La base de données de Transparency International ne reflète pas cette réalité tout simplement parce que toutes les rencontres ne sont pas comptabilisées, a expliqué le commissaire. « Si, par exemple, j’interagis avec des citoyens lors d’un événement public, je parle lors d’une conférence ou je rencontre des députés qui défendent les droits des usagers Internet, ces rencontres ne sont pas nécessairement prises en compte », a poursuivi Günther Oettinger.

Les sociétés qu’il rencontre le plus fréquemment sont Euronews, Deutsche Telekom, Orange, Vodafone Belgique, Microsoft et Telefonica.

Le fait que Günther Oettinger n’écoute presque que les arguments des opérateurs de réseau a un effet considérable sur les initiatives de loi relatives aux questions numériques, affirment les détracteurs de ce comportement.

Transparency International : conflit d’intérêts

Le commissaire au numérique travaille actuellement en trilogue avec le Parlement européen et le Conseil des ministres sur l’intégration de la neutralité du Net dans le paquet législatif pour le marché unique numérique. Pour lui, ceux qui veulent un Internet égal pour tous sont « dignes de Talibans ».

Comme il l’a expliqué lors d’un événement en mars, des connexions de données plus rapides devraient être offertes avant tout à des applications particulières, telles que celles du secteur médical, plutôt qu’à des vidéos YouTube en streaming.

Le principe de base d’un Internet ouvert n’est d’ailleurs plus défini dans la dernière proposition de compromis du Parlement européen, alors que ce dernier avait encouragé la neutralité du Net en première lecture.
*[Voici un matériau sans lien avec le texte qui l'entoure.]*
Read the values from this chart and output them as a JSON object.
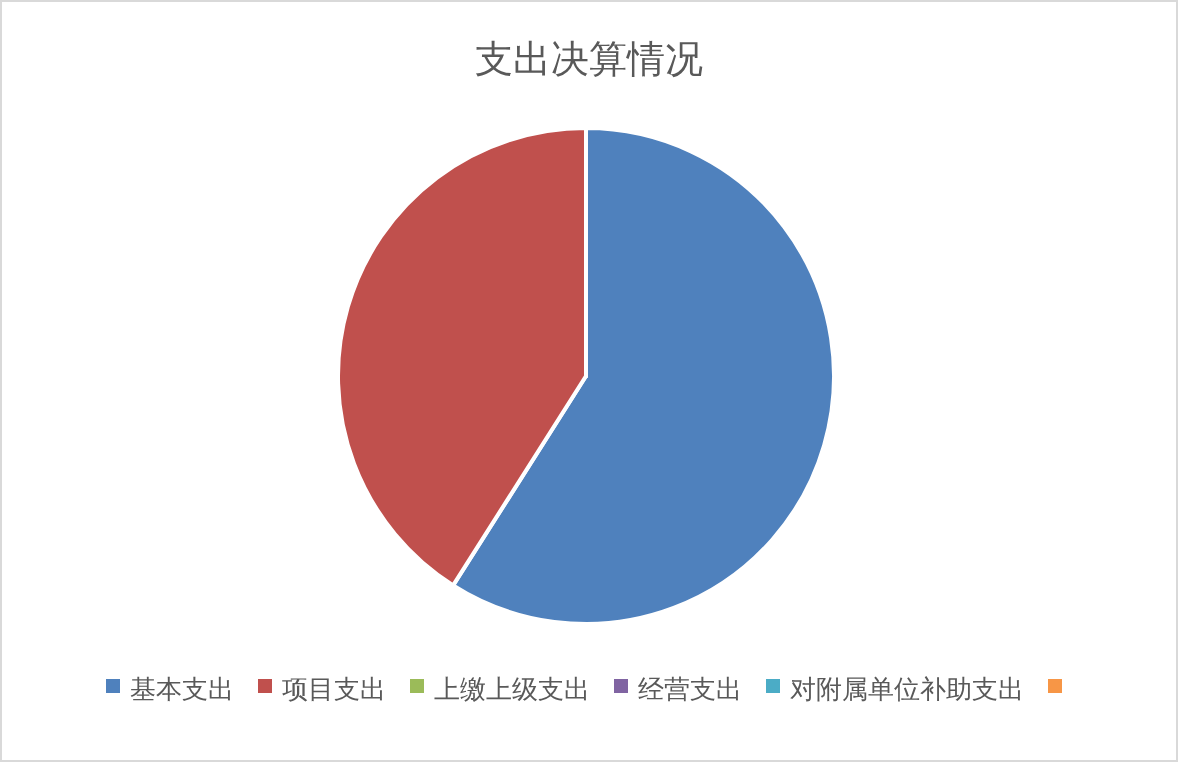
{
  "chart_data": {
    "type": "pie",
    "title": "支出决算情况",
    "categories": [
      "基本支出",
      "项目支出",
      "上缴上级支出",
      "经营支出",
      "对附属单位补助支出",
      null
    ],
    "values": [
      59,
      41,
      0,
      0,
      0,
      0
    ],
    "colors": [
      "#4f81bd",
      "#c0504d",
      "#9bbb59",
      "#8064a2",
      "#4bacc6",
      "#f79646"
    ],
    "legend": "bottom"
  }
}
La raison de ce revirement de situation, serait un marchandage avec le secteur télécom. Lequel aurait capitulé sur les frais d’itinérance en UE, qui seront abolis début 2017, en échange d’absence de règles dures sur la neutralité du Net.

Le secteur des médias ainsi que les fournisseurs d’accès à Internet militent pour la neutralité du Net, qui permette à tous les services de disposer de la même capacité de bande passante. Mais les opérateurs télécoms craignent que cette disposition ne nécessite des investissements supplémentaires, et préfèreraient au contraire segmenter leur offre, quitte à proposer des offres premium à débit ultra-rapide.
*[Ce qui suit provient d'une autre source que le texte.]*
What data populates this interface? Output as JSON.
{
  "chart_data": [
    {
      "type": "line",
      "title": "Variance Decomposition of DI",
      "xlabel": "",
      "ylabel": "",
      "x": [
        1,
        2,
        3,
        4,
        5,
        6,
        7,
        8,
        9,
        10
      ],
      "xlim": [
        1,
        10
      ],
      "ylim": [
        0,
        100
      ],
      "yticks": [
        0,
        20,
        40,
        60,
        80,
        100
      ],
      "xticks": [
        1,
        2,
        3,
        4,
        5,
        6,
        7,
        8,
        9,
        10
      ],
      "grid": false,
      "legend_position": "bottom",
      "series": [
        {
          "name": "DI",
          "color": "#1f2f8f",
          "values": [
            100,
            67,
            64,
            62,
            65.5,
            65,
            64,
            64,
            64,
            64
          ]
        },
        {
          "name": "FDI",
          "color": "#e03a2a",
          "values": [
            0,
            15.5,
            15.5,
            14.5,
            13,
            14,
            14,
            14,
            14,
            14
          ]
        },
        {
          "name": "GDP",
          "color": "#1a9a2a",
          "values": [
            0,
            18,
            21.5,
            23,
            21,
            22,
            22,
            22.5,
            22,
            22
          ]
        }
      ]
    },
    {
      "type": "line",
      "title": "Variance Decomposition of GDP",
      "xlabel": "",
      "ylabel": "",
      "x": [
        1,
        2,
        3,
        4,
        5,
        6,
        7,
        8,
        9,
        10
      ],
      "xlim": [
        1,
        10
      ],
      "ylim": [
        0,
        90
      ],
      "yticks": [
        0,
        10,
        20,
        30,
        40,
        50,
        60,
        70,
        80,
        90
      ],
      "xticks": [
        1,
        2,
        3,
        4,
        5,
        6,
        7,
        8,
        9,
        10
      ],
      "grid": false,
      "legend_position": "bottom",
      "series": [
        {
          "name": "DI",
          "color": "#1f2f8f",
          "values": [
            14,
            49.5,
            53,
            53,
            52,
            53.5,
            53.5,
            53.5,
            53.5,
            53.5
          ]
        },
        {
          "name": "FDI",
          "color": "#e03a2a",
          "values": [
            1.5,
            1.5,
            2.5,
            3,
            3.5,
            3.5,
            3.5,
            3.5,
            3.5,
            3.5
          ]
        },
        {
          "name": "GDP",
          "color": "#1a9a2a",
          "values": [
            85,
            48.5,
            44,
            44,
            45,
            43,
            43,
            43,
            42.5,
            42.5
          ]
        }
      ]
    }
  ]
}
Initiative de transparence de la part de la Commission européenne

La richesse d’informations de la base de données de Transparency International a été rendue possible grâce à la nouvelle initiative pour la transparence de la Commission Juncker.

En vertu des méthodes de travail de la Commission européenne, « les membres de la Commission devraient essayer d’équilibrer leurs rencontres avec des lobbying ».

Tous les commissaires possédant un portefeuille à orientations économiques ne rencontrent pas de lobbyistes économiques aussi souvent que Günther Oettinger. Par exemple, Transparency International n’a comptabilisé que huit réunions entre la commissaire à la concurrence, Margrethe Vestager et des lobbyistes d’entreprise, mais une seule seulement avec une ONG.

>> Lire : La Commission veut un registre des lobbys unique pour les institutions européennes

Contexte

Le registre de transparence européen est entré en vigueur en juin 2011 et s'inscrit dans une démarche visant à renforcer l'intégrité des institutions dans le cadre de l'Initiative européenne en matière de transparence.

Il s'agit d'une base de données des lobbys, individus, ONG et d'autres organisations qui cherchent à influencer la législation européenne. Près de 6 000 organisations y sont inscrites.

En juin 2013, la Commission européenne et le Parlement ont mis sur pied un groupe de travail conjoint afin de réviser le registre de transparence.